On the other hand, God seems to have a rather different view, at least in this portion of the Bible. The reminders of how we need to behave are quite lengthy and the immediate consequences of disobedience are not pleasant: pestilence, famine, disease, barrenness, sword, destruction and exile. Like any good teacher, God does indeed start with the list of blessings for obedience, but there are only 14 verses worth. Then He terrifies with 54 verses of really horrific outcomes of disobedience. This is not a God inclined to excuse or ignore bad behavior. And it is fairly clear that He felt the need to remind them strongly of what the Law required of them. Despite the reminders, if you read the whole story, you see that obeying the Law perfectly is impossible. We humans do not seem to be inclined naturally to obedience, or righteousness. We seem to prefer to take care of Number One, that all important ME, and if that means it is necessary to push Grandma over on the way, well so be it. God doesn't seem to feel we will follow the right way without a whole bunch of road signs to steer us... And 54 verses of reminders of what happens when we take a wrong turn. And a further caveat is added- if we disobey even one little portion of the law, we are held accountable for all of it, according to James 2:10.  Ouch.
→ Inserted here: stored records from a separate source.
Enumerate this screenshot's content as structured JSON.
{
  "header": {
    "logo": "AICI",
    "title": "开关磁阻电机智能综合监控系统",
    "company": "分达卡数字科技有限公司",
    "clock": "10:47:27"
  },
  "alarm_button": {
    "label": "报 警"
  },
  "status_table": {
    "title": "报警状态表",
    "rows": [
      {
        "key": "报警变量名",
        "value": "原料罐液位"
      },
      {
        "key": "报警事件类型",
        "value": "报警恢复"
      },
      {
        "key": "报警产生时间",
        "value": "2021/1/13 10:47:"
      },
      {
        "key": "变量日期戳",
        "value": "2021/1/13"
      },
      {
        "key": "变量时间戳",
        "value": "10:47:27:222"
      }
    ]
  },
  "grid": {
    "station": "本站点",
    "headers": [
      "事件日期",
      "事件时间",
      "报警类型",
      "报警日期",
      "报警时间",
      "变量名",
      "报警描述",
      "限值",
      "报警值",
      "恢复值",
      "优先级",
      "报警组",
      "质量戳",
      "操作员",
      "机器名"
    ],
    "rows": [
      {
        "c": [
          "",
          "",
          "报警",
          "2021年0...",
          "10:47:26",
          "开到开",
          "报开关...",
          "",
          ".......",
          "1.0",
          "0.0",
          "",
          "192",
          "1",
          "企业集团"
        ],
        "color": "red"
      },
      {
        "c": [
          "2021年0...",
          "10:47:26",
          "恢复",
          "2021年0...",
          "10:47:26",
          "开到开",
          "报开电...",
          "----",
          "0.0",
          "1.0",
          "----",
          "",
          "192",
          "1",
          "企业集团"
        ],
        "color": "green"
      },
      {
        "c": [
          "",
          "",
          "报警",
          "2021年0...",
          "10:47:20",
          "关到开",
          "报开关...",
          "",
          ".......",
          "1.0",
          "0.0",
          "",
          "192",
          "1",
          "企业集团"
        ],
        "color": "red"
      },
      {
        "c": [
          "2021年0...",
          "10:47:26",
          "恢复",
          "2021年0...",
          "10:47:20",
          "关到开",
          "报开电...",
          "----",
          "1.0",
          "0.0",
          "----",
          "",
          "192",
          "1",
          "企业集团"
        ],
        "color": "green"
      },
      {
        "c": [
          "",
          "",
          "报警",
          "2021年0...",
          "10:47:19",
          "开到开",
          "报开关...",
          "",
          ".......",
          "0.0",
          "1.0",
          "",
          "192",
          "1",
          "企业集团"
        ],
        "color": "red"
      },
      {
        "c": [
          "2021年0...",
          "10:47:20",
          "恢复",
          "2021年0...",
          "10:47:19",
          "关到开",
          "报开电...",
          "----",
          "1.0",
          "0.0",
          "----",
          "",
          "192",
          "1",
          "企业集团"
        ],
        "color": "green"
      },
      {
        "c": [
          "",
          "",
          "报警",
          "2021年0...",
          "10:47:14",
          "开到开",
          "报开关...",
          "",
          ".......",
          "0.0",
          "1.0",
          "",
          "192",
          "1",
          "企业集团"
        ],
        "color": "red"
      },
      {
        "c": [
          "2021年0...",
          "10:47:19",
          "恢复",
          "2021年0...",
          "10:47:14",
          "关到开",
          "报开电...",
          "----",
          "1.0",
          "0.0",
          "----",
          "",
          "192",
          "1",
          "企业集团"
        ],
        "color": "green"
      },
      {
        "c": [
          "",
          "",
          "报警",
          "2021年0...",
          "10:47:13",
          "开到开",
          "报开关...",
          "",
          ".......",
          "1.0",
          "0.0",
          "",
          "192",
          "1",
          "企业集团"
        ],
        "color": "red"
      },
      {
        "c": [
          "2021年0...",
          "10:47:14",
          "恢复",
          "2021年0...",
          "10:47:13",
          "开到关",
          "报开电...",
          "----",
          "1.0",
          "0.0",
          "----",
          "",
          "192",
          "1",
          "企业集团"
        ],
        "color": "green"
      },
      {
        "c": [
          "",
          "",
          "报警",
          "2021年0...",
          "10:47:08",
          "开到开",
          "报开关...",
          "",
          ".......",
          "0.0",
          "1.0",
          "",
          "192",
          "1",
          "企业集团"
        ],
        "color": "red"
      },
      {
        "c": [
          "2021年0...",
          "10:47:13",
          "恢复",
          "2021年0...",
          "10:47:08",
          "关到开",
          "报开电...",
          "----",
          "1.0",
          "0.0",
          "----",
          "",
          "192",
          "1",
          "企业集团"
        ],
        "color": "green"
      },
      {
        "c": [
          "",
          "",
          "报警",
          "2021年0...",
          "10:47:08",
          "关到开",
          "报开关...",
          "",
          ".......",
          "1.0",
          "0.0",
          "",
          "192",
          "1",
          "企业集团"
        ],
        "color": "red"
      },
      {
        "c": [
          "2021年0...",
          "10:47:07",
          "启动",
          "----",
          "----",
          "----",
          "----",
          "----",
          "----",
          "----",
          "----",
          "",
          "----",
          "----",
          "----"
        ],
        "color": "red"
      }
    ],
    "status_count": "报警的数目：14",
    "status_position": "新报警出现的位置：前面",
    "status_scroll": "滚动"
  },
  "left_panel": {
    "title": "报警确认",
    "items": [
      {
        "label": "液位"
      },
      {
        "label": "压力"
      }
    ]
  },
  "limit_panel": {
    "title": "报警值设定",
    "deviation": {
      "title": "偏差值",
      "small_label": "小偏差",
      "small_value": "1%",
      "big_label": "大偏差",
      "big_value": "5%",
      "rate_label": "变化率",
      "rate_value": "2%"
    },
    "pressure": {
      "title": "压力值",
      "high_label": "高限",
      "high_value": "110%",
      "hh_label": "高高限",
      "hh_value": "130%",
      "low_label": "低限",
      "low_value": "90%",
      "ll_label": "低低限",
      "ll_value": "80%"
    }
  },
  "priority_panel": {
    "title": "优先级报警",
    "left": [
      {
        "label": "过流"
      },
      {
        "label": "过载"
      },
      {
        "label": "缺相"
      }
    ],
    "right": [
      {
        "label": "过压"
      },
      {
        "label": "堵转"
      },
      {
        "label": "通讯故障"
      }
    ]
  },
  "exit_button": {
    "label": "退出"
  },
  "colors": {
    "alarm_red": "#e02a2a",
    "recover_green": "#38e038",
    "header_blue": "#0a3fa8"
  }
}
So the groups on the two mountains are shouting out blessings and curses, while the people mill about, absorbing the message. Since the groups are the full population of Israelites, that means none are in the valley. They are standing on one hill or another. I think the message is clear. They are either blessed, or cursed. There is no in between.

But there is a mediator. Fortunately, in the midst of all this cursing, there is the reminder that after the people, who will sin, have been persecuted, dispersed, enslaved, and at times nearly annihilated, God will bring them back to him. They will be restored, prosper, and return to God. He tells us in Deuteronomy 30:6, that He will circumcise their hearts that they will love Him with all their heart and soul...and live. Again, this is a section I have never paid a lot of attention to, but it is rather startling. The people knew about physical circumcision as an outward sign of their allegiance to God, but what is this symbolic circumcision? (At least, they are hoping it is symbolic...)  Later, the circumcision of the heart is mentioned again, in the New Testament by Paul in the book of Romans. It will be "by the spirit", and the law will be written on our hearts. Our conscience, molded and tugged by the Holy Spirit, will be our guide. And Jesus takes the curses of our disobedience on Himself. We no longer need to stand on a mountain quivering as the curses cascade around us. Jesus will now be the infinite source of blessing. It is interesting that the people in Deuteronomy 10 are told to "circumcise their hearts", but apparently, they are to do this themselves. They are still bound by the law, by the impossible task of following God perfectly on their own power. In the New Testament however, God will circumcise their hearts. The struggle to do ends, and we can just be. We rest secure, redeemed forever.

I finished my study of those verses, and glanced outside. The day had appeared somehow. The night and the moon were gone. It is the beginning of a new day, a better day, I hope.

Ephesians 1:3

  3 Praise be to the God and Father of our Lord Jesus Christ, who has blessed us in the heavenly realms with every spiritual blessing in Christ.